My experience. 1986- We took out a mortgage and needed a bank loan to bring the amount up to the asking price of the house. We had no savings but were both working in a Semi- State organisation. The mortgage broker knew the manager in AIB Grafton Street so we were sent there and given a loan. Although I was earning more than my husband the bank wanted his signature guaranteeing the loan. I was feisty back then and was horrified. When we had the loan and they were still looking for the signature I made an appointment to see them and told them that I was not going to get my husband to sign. We never heard anything more from them.
 
Marriage bar certainly applied in the banks. I recall working for an Irish bank in the early noughties and any female staff I had over a certain age (heading for retirement) were single. Ireland was one of the last countries in Europe to remove it

Interesting article here

It should also be remembered that families were much larger back then and childcare outside the home was largely non-existant.
 
Oddly enough I dealt with a case a few years ago where in the mid 80s a woman took over her deadbeat husband's share of a house and also his share of the mortgage, which almost matched the value of the house.

So that certainly was possible.
 
Oddly enough I dealt with a case a few years ago where in the mid 80s a woman took over her deadbeat husband's share of a house and also his share of the mortgage, which almost matched the value of the house.

So that certainly was possible.
It was changing at that stage, more women in 3rd level, more women in roles like teaching but if you go back to the 60s and into the 70's, far different.

There were some exceptions, my granny was widowed in her 40's and she managed the farm despite that and I presume had an account. Likewise, there would have been a lot of women whose husbands were working away, especially in places like Donegal so maybe it was different from a practical perspective. Having said that, it was also largely a cash economy and I also remember my Mam cashing my father's pay cheque from a job he had in the local supermarket with no issues.
 
Oddly enough I dealt with a case a few years ago where in the mid 80s a woman took over her deadbeat husband's share of a house and also his share of the mortgage, which almost matched the value of the house.

So that certainly was possible.
I have paperwork with the deads of my house were the husband disappeared to England in the 70s and his wife took over ownership of the house and mortgage. My solicitor was not impressed that all the paperwork was included with the deads.

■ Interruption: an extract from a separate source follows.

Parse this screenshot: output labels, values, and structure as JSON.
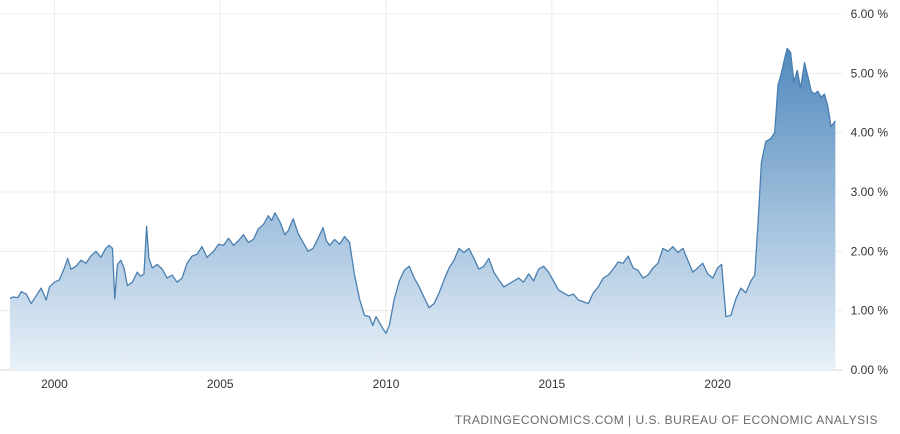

Closer to home, my grandmother widowed by 1950 ran her own company, employing over 20-30 people and bought and sold property as a side line. We came across some paperwork clearing the house. Applications for different loans with detailed business plans etc. She had a favourite manager with BOI she used for years. She used to tell me she was a business woman ahead of her time. With stories of going into builder providers lists of items and bargaining the price down, saying they were not used to dealing with a Woman.
 
Marriage bar was in a lot of places, it was removed for teachers in 1958 in Ireland but continued for a lot of other jobs until I think 1974 just a few years before I started in the bank. It is no coincidence that my mother, a primary teacher, did not get married until 1958 when she was 28 which was old enough then to be marrying! She actually had been engaged to a German man before that and intending moving to Germany where there was no marriage ban on teachers but thought again about the difficulties and didn't go ahead. She had worked very hard through scholarships/rationing etc to become a teacher and had no notion of giving it up!

I know of another colleague of my mothers who moved to US in mid fifties to escape having to leave her job on marriage.